Some pensioner choose to unlock equity on their homes
Pensioners should only consider unlocking equity from their home as a last resort, a UK consumer group says.
Equity release schemes could be expensive, inflexible and leave people with little equity, according to Which?
And any money people released from their property could also affect the level of means-tested benefits which they were entitled to, Which? adds.
Equity release allows retired homeowners to obtain money from their property without having to move out.
People can be given a lump sum or regular payments in return for taking out a mortgage on their home, which does not have to be repaid until they die or sell their property. Interest is added to the amount owed until such time as a payment is made.
Alternatively, people who own their home outright can sell a portion of their property to a home reversion company.
But Which? is warning that problems could arise if the borrower's circumstances change.
An individual who wanted to move into sheltered housing or a retirement home may have to pay back some of their loan earlier than expected.
This could potentially leave them with too little equity to buy a new property, Which? added.
Equity release schemes approved by the Safe Home Income Plan (Ship) can be transferred to a new property.
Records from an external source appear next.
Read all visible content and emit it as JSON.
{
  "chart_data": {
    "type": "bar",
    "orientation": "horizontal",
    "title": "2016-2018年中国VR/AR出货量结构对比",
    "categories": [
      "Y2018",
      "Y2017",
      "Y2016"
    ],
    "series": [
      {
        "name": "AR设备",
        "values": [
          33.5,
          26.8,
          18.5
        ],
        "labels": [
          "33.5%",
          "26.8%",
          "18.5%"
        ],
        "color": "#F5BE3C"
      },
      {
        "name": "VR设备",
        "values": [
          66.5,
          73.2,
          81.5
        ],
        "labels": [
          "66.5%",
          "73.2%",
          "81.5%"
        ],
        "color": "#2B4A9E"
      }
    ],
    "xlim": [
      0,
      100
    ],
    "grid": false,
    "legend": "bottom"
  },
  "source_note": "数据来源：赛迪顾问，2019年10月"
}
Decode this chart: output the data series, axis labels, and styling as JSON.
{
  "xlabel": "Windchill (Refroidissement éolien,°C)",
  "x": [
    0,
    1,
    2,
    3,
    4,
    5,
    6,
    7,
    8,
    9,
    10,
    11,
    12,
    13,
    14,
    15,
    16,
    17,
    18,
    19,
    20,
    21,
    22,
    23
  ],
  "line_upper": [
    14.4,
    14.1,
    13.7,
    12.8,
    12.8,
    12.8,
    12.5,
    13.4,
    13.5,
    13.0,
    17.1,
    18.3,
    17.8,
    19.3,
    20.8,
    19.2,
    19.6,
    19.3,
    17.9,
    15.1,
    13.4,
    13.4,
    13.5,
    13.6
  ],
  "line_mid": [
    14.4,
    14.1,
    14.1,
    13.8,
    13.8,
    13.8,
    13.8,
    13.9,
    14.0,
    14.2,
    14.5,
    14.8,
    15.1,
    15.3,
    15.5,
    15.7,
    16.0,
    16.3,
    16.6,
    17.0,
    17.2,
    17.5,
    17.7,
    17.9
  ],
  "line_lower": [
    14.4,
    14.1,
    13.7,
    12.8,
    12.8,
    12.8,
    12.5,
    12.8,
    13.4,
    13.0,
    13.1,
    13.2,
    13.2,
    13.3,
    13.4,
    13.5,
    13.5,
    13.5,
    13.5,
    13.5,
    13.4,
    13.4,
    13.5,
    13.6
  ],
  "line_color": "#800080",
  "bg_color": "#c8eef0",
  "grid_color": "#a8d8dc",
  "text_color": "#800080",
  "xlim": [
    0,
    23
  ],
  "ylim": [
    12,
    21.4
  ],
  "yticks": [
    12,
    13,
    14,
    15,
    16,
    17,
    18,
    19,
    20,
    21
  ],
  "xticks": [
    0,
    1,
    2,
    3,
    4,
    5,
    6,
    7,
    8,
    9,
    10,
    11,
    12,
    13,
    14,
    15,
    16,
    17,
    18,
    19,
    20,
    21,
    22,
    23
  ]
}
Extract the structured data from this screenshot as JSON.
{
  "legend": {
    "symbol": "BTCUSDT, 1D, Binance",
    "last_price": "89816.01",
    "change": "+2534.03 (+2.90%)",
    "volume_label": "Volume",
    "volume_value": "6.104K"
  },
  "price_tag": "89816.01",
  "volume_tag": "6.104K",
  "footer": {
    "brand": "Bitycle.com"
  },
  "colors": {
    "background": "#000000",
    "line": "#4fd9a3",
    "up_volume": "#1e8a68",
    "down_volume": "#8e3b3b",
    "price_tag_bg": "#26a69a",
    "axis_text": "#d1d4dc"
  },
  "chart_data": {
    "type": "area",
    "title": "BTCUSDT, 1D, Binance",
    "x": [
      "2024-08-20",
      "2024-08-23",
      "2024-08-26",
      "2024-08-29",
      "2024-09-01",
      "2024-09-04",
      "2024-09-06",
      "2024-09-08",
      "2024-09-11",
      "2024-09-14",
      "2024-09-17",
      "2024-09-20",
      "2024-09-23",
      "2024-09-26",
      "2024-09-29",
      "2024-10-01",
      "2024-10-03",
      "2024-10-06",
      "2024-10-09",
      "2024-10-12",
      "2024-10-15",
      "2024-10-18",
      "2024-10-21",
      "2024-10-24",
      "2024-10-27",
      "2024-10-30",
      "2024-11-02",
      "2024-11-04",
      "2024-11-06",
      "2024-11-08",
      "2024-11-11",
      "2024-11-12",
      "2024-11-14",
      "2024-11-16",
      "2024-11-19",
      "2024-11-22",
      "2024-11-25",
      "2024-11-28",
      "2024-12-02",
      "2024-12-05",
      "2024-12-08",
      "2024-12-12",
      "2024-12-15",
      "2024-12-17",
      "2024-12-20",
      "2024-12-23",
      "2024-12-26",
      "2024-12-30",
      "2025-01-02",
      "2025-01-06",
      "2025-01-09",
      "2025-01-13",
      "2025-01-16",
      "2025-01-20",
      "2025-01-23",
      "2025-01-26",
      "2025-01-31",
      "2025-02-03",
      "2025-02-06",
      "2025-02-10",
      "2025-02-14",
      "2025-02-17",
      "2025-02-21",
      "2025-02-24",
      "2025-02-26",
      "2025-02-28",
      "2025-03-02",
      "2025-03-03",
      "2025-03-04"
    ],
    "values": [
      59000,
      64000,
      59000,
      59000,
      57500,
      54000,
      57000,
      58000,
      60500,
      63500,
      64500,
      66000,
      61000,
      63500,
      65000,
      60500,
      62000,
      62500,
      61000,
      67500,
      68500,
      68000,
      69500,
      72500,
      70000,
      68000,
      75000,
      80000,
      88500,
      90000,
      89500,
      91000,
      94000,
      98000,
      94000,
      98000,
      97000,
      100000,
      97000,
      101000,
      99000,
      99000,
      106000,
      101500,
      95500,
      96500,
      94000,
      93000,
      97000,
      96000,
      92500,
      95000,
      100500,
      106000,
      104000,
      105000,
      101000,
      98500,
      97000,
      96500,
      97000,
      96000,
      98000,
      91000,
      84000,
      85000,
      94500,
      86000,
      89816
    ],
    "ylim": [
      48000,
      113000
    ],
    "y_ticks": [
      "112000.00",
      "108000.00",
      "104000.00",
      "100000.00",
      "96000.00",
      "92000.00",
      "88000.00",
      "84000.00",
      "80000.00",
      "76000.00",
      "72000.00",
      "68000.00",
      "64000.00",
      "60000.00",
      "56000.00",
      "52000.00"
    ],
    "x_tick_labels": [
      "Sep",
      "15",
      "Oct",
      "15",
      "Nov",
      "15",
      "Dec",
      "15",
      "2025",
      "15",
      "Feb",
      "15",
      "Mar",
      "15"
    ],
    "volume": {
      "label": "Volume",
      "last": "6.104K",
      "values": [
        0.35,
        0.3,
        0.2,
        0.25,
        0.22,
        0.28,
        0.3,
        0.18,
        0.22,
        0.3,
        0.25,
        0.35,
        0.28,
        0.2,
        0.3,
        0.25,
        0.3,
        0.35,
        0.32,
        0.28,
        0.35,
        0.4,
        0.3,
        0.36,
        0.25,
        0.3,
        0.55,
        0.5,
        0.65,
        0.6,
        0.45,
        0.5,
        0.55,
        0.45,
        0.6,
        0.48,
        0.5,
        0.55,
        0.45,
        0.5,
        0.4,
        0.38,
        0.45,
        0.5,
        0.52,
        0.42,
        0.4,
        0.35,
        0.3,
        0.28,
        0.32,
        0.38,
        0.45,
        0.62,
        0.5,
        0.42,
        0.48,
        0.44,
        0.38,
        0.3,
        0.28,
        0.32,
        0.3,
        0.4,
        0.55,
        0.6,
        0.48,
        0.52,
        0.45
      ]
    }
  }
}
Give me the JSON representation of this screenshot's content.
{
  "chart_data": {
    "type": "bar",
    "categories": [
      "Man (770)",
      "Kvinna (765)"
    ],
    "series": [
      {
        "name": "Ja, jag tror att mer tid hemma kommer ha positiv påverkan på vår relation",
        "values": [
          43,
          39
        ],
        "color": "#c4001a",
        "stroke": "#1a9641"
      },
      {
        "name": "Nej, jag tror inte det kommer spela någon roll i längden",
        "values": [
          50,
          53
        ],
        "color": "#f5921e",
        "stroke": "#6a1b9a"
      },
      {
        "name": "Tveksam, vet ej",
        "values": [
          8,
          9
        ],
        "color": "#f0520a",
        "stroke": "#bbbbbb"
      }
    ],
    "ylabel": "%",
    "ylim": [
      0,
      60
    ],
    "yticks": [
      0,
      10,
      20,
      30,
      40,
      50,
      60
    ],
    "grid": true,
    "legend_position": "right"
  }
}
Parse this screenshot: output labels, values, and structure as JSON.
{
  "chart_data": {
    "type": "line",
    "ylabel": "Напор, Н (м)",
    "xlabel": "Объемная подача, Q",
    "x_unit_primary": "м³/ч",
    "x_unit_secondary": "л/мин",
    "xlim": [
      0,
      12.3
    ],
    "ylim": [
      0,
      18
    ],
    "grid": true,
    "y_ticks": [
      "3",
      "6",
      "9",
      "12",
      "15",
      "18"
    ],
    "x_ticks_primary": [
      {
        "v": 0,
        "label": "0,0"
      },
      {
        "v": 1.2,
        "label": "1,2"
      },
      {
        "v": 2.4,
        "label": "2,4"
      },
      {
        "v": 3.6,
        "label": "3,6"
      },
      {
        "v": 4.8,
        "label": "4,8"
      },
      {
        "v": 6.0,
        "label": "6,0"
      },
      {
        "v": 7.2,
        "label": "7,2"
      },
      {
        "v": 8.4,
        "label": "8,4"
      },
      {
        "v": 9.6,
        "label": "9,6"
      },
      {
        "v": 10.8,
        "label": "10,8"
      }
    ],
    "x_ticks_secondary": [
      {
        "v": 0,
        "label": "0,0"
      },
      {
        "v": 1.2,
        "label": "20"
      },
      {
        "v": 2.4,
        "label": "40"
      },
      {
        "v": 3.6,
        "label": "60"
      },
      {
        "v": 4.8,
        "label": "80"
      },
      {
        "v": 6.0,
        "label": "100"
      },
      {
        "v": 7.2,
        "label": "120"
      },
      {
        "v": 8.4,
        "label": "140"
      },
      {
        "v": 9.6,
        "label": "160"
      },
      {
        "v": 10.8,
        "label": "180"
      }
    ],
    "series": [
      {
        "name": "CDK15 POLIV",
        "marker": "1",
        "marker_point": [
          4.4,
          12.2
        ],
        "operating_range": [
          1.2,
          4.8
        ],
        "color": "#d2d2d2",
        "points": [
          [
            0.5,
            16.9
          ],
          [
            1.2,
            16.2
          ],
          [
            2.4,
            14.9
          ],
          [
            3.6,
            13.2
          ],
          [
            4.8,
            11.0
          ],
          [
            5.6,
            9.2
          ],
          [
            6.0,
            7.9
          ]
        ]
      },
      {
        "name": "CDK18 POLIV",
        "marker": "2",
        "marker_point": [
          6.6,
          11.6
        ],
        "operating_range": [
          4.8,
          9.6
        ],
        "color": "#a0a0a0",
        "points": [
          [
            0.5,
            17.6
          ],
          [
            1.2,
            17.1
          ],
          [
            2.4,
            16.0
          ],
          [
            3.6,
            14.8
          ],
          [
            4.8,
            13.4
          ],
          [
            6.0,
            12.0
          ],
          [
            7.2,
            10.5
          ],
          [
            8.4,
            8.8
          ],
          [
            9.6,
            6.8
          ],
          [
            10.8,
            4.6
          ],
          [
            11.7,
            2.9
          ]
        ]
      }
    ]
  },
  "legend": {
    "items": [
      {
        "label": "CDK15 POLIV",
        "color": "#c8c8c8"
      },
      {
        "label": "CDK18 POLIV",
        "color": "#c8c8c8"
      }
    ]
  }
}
However, this does not always cover sheltered housing or retirement homes.
Which? is urging people to consider other options before turning to equity release.
These include downsizing to a cheaper property, using their existing savings, or even borrowing money from family that could be paid back when their home is eventually sold.
Philip Spiers, who co-authored the Care Options in Retirement guide for Which? said: "Equity release might seem like the solution for any pensioners struggling to make ends meet this winter.
"These schemes provide income while enabling you to stay in your own home.
"However, if your circumstances change you might not have enough money remaining to fund alternative accommodation, and money received through equity release may seriously alter the amount of benefits you are able to collect.
"Anyone considering equity release should do so cautiously - and only after exhausting other options.
"In all cases, independent professional advice should always be sought."
Andrea Rozario, director-general of Ship, claimed that Which's report was "outdated".
"It has not taken into consideration the market advancements of the past decade, let alone the last 12 months," she said.
"Equity release products offer increasing flexibility. There are now products that offer the security of fixed-rates with little or no redemption penalties, and recently we have seen rates falling, in stark comparison to the mainstream mortgage market.
"This, coupled with safeguards offered by Ship members and compared to normal mortgages, not only means that the products are safe, but also incredibly flexible."